In brackets, the new text has an agreed statement on retransmission.
For purposes of this paragraph, the retransmission of a programme-carrying signal shall include providing access to a stored version of the signal.]
The new text has beefed up provisions for broadcasting organizations to enforce their rights against unauthorized retransmission. Paragraph 2 bis includes a “presumption that in the absence of proof to the contrary the broadcasting organization is authorized to enforce those rights against the unauthorized retransmission.”

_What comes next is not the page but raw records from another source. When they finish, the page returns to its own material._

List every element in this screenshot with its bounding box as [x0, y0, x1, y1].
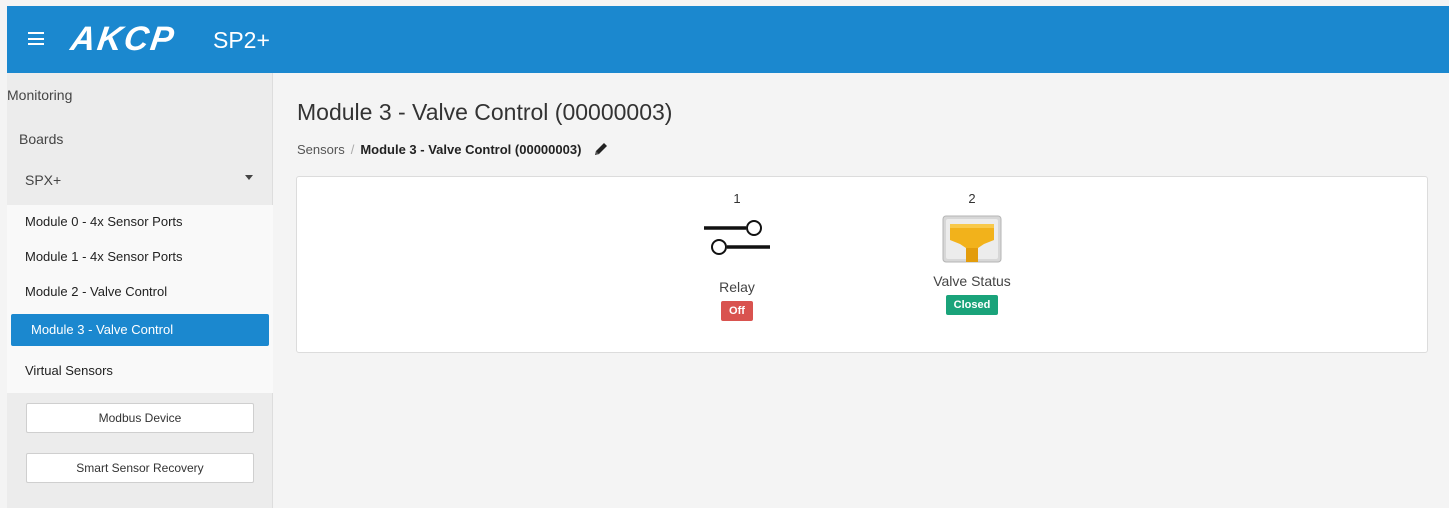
status-badge: Closed: [945, 295, 999, 315]
sidebar-item-module-0[interactable]: Module 0 - 4x Sensor Ports: [25, 214, 183, 229]
page-title: Module 3 - Valve Control (00000003): [297, 99, 673, 125]
menu-icon[interactable]: [28, 32, 44, 45]
breadcrumb: Sensors / Module 3 - Valve Control (0000…: [297, 141, 609, 157]
relay-switch-icon: [704, 220, 770, 255]
sidebar-item-label: Module 3 - Valve Control: [31, 322, 174, 337]
board-dropdown[interactable]: SPX+: [7, 163, 273, 205]
app-frame: AKCP SP2+ Monitoring Boards SPX+ Module …: [7, 6, 1449, 508]
sidebar-item-module-2[interactable]: Module 2 - Valve Control: [25, 284, 167, 299]
sensor-card-valve-status[interactable]: 2 Valve Status Closed: [917, 191, 1027, 315]
module-list: Module 0 - 4x Sensor Ports Module 1 - 4x…: [7, 205, 273, 393]
brand-logo[interactable]: AKCP: [68, 20, 178, 59]
smart-sensor-recovery-button[interactable]: Smart Sensor Recovery: [26, 453, 254, 483]
sensor-number: 2: [968, 191, 976, 206]
sidebar-item-module-1[interactable]: Module 1 - 4x Sensor Ports: [25, 249, 183, 264]
pencil-icon[interactable]: [593, 141, 609, 157]
sidebar-monitoring[interactable]: Monitoring: [7, 87, 72, 103]
product-name: SP2+: [213, 27, 270, 53]
top-bar: AKCP SP2+: [7, 6, 1449, 73]
sidebar-boards[interactable]: Boards: [19, 131, 63, 147]
sensor-name: Valve Status: [933, 273, 1011, 289]
breadcrumb-current: Module 3 - Valve Control (00000003): [360, 141, 582, 157]
chevron-down-icon: [245, 175, 253, 180]
sensor-name: Relay: [719, 279, 755, 295]
breadcrumb-root[interactable]: Sensors: [297, 142, 345, 157]
sensor-number: 1: [733, 191, 741, 206]
breadcrumb-separator: /: [350, 141, 355, 157]
sidebar: Monitoring Boards SPX+ Module 0 - 4x Sen…: [7, 73, 273, 508]
status-badge: Off: [721, 301, 753, 321]
modbus-device-button[interactable]: Modbus Device: [26, 403, 254, 433]
valve-icon: [942, 215, 1002, 263]
sidebar-item-module-3[interactable]: Module 3 - Valve Control: [11, 314, 269, 346]
sidebar-item-virtual-sensors[interactable]: Virtual Sensors: [25, 363, 113, 378]
board-dropdown-label: SPX+: [25, 172, 62, 188]
sensor-card-relay[interactable]: 1 Relay Off: [702, 191, 772, 321]
sensor-panel: 1 Relay Off 2 Valve Status Closed: [296, 176, 1428, 353]
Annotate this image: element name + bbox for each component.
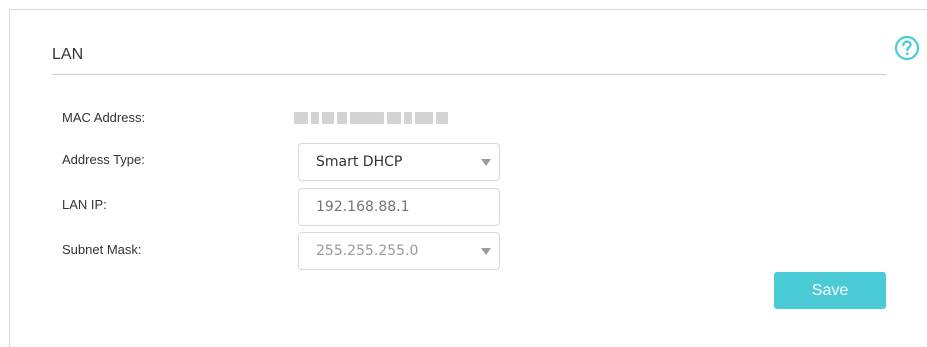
lan-ip-label: LAN IP:: [62, 197, 107, 212]
lan-ip-input[interactable]: [316, 199, 499, 215]
subnet-mask-value: 255.255.255.0: [316, 243, 419, 259]
address-type-select[interactable]: Smart DHCP: [298, 143, 500, 181]
subnet-mask-label: Subnet Mask:: [62, 242, 142, 257]
lan-ip-field-wrapper: [298, 188, 500, 226]
section-divider: [52, 74, 886, 75]
mac-address-value-redacted: [294, 111, 468, 125]
chevron-down-icon: [481, 248, 491, 255]
address-type-value: Smart DHCP: [316, 154, 403, 170]
section-title: LAN: [52, 46, 84, 63]
address-type-label: Address Type:: [62, 152, 145, 167]
help-icon[interactable]: [894, 35, 920, 61]
subnet-mask-select[interactable]: 255.255.255.0: [298, 232, 500, 270]
chevron-down-icon: [481, 159, 491, 166]
mac-address-label: MAC Address:: [62, 110, 146, 125]
save-button[interactable]: Save: [774, 272, 886, 309]
question-circle-icon: [894, 35, 920, 61]
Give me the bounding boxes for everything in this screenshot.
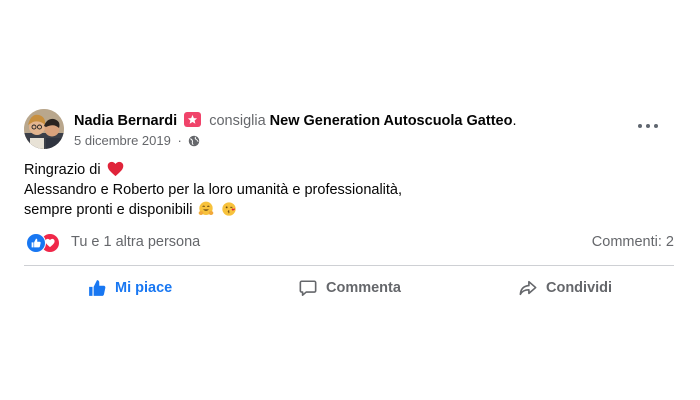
post-title-line: Nadia Bernardi consiglia New Generation … (74, 112, 516, 129)
more-options-button[interactable] (636, 118, 660, 134)
post-header: Nadia Bernardi consiglia New Generation … (24, 106, 674, 152)
post-line-1: Ringrazio di (24, 160, 674, 180)
reactions-bar: Tu e 1 altra persona Commenti: 2 (24, 231, 674, 255)
comment-bubble-icon (299, 280, 317, 297)
avatar[interactable] (24, 109, 64, 149)
like-reaction-icon (26, 233, 46, 253)
like-button[interactable]: Mi piace (88, 274, 172, 302)
post-line-2: Alessandro e Roberto per la loro umanità… (24, 182, 403, 198)
comment-button[interactable]: Commenta (299, 274, 401, 302)
share-arrow-icon (519, 280, 537, 296)
post-line-3: sempre pronti e disponibili (24, 200, 674, 220)
author-name[interactable]: Nadia Bernardi (74, 113, 177, 129)
hugging-face-icon (199, 201, 214, 215)
recommend-verb: consiglia (209, 113, 266, 129)
red-heart-icon (107, 161, 123, 177)
meta-separator: · (177, 133, 182, 148)
post-text-3: sempre pronti e disponibili (24, 202, 193, 218)
title-period: . (512, 113, 517, 129)
post-text-1: Ringrazio di (24, 162, 101, 178)
post-body: Ringrazio di Alessandro e Roberto per la… (24, 160, 674, 220)
comments-count[interactable]: Commenti: 2 (592, 234, 674, 250)
post-date[interactable]: 5 dicembre 2019 (74, 133, 171, 148)
page-name[interactable]: New Generation Autoscuola Gatteo (270, 113, 513, 129)
action-bar: Mi piace Commenta Condividi (24, 266, 674, 308)
thumbs-up-icon (89, 280, 106, 296)
recommend-star-icon (184, 112, 202, 127)
share-button[interactable]: Condividi (519, 274, 612, 302)
kissing-face-icon (221, 202, 236, 216)
share-label: Condividi (546, 280, 613, 296)
reaction-icons[interactable] (26, 233, 66, 253)
like-label: Mi piace (115, 280, 173, 296)
post-card: Nadia Bernardi consiglia New Generation … (24, 106, 674, 308)
reactions-summary[interactable]: Tu e 1 altra persona (71, 234, 200, 250)
globe-icon (189, 135, 200, 147)
post-meta: 5 dicembre 2019 · (74, 133, 200, 148)
comment-label: Commenta (326, 280, 401, 296)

(2 bis) A Contracting Party may comply with the obligation in paragraph (2) by providing in its domestic law either that (i) a broadcasting organization that is the owner or exclusive licensee of any copyright or related rights that exist in the programmes carried by the signal is entitled to enforce those rights against the unauthorized retransmission or (ii) a presumption that in the absence of proof to the contrary the broadcasting organization is authorized to enforce those rights against the unauthorized retransmission.]
Finally, the new text (SCCR/38/10) has a new section on enforcement of rights.
Enforcement of Rights
(1) Contracting Parties undertake to adopt, in accordance to their legal systems, the measures necessary to ensure the application of this treaty.
(2) Contracting Parties shall ensure that enforcement procedures are available under their law so as to permit effective action against any act of infringement of rights covered by this Treaty, including expeditious remedies to prevent infringements and remedies which constitute a deterrent to further infringements.
It is understood that nothing in this Treaty affects any right owned or exercised by right holders in the content of programme-carrying signals or otherwise deprives such right holders of the ability to control, by contract, their relations with broadcasting organizations.]
At SCCR 38 (April 2019), WIPO delegates agreed to kick the can down the road by providing the following recommendation to the WIPO General Assembly:
An agreement was reached on the following Recommendation to the WIPO General Assembly (WIPO/GA/59): In view of the steady progress made in recent SCCR sessions, the GA invites the SCCR to continue its work towards convening a diplomatic conference for the adoption of a treaty on the protection of broadcasting organizations, aiming for the 2020/2021 biennium, subject to Member States reaching consensus in the SCCR on the fundamental issues, including specific scope, object of protection and rights to be granted.
However, once the devilish details of the proposed broadcasting treaty have been ironed out, without strong opposition, WIPO’s norm-making sausage factory will have created new global related rights. Again, if the treaty was really about protecting broadcasters from rampant piracy and not about creating a new layers of right for them, the Chair’s text would not contain terms of protection with options for 20, 50, or more years of protection.
The proposed treaty should not extend protection to post-fixation right nor should it apply to on-demand streaming services.